Zacks Small Cap Research – CXW: Revising Estimates; Believe CXW Relationship with ICE Remains Strong – Technologist

By M. Marin

NYSE:CXW

READ THE FULL CXW RESEARCH REPORT

Believe contract termination does not reflect any change to CXW’s strong relationship with ICE…

CoreCivic (NYSE:CXW) received termination notice from ICE earlier this week that ICE plans to terminate services at the South Texas Family Residential Center in Dilley, Texas effective in 60 days (~August 9, 2024). While we see this as a short-term challenge for CXW in terms of the loss of occupancy, we believe the contract termination does not reflect on the company’s relationship with ICE, its largest customer. We expect further renewals, extensions and new business agreements for CXW with ICE in the future.

Management has indicated that the decision to terminate the contract primarily reflects the high cost of operating the facility, which unlike the majority of CXW’s ICE contracts, has been operated under a costlier Family Residential Standards (FRS) model because the facility was initially designed to house families seeking asylum. Specifically, the company originally entered into the contract in 2014 as ICE sought to provide solutions for the high volume of families seeking to enter the U.S. at the time. However, subsequently in 2021, the facility transitioned primarily to detention of single adults. The population at the center was 1,561 as of June 9, 2024.
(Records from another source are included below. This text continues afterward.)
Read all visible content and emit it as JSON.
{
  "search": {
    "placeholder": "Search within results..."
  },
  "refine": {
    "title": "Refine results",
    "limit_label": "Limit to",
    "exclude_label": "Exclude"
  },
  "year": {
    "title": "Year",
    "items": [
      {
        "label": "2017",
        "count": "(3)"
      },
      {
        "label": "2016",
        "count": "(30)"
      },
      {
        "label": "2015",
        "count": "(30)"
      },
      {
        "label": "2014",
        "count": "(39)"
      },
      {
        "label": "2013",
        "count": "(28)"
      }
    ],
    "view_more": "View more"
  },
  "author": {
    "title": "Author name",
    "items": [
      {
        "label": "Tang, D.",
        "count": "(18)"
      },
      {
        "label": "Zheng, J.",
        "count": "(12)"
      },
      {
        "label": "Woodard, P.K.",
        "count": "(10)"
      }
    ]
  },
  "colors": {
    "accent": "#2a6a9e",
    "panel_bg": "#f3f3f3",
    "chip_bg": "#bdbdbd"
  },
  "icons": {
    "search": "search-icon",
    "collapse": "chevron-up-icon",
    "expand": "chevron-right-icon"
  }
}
Revenue at the center was $156.6 million in 2023 and $39.3 million in 1Q24. The company expects the annualized EPS impact to be a reduction of about $0.38 to $0.41. Given that the termination becomes effective in August 2024, we estimate the 2024 impact will be about $0.15 to $0.16 per share. We have revised our model to reflect the expected impact.

Expect CXW will largely offset impact over time; Believe recent ICE RFI could present opportunity…

We expect CXW will largely offset the anticipated impact of the contract termination over time, but it could take a while. Thus although the contract termination presents a short-term challenge for CXW, as noted, longer term we believe it could lead to rising demand from ICE under the traditional detention model, depending on budgets and potential political factors. If so, we would expect CXW to garner a rising number of contracted beds with ICE over time.

In fact, last month ICE and Homeland Security (DHS) issued an RFI (Request for Information) to “identify possible detention facilities to house non-citizens in support of its public safety mission.” Specifically, ICE is seeking detention capacity in the Chicago, Harlingen, Texas and Salt Lake City markets. CXW’s Midwest Regional Reception Center, which is located in Leavenworth, Kansas, has capacity and potentially could represent a well-positioned solution.

Moreover, we also expect that the company is in discussions with ICE to explore other solutions for the capacity that is housed at the South Texas Family Residential Center, including potentially transitioning from the above-noted costlier FRS model to the more traditional model.

Capital allocation expected to prioritize leverage reduction…

Separately, CXW’s leverage ratio reached 2.7x by the end of 1Q24, placing it within the target range of 2.25x to 2.75x. With no major debt maturities before 2029 as illustrated below other than some $262 million maturing in 2027 (which carry a 4.75% stated interest rate and therefore we do not expect the company to refinance in advance), CXW purchased 2.7 million shares in 1Q24. This was more than it repurchased in all of 2023. However, in the short-term, the leverage ratio is expected to change reflecting the expected reduction in EBITDA from the South Texas Family Residential Center. As a result, CXW has indicated the likelihood that it will prioritize debt reductions rather than share buybacks in the near-term.

Moreover, management has indicated that the prospective pipeline is robust …

The company is engaged in multiple discussions with existing and potential partners that have rising demand for capacity and reflecting its own efficiency improvements. At the same time, renewal rates remain high, reflecting the limited supply of and older state of many government owned correctional facilities (as noted with the state of California).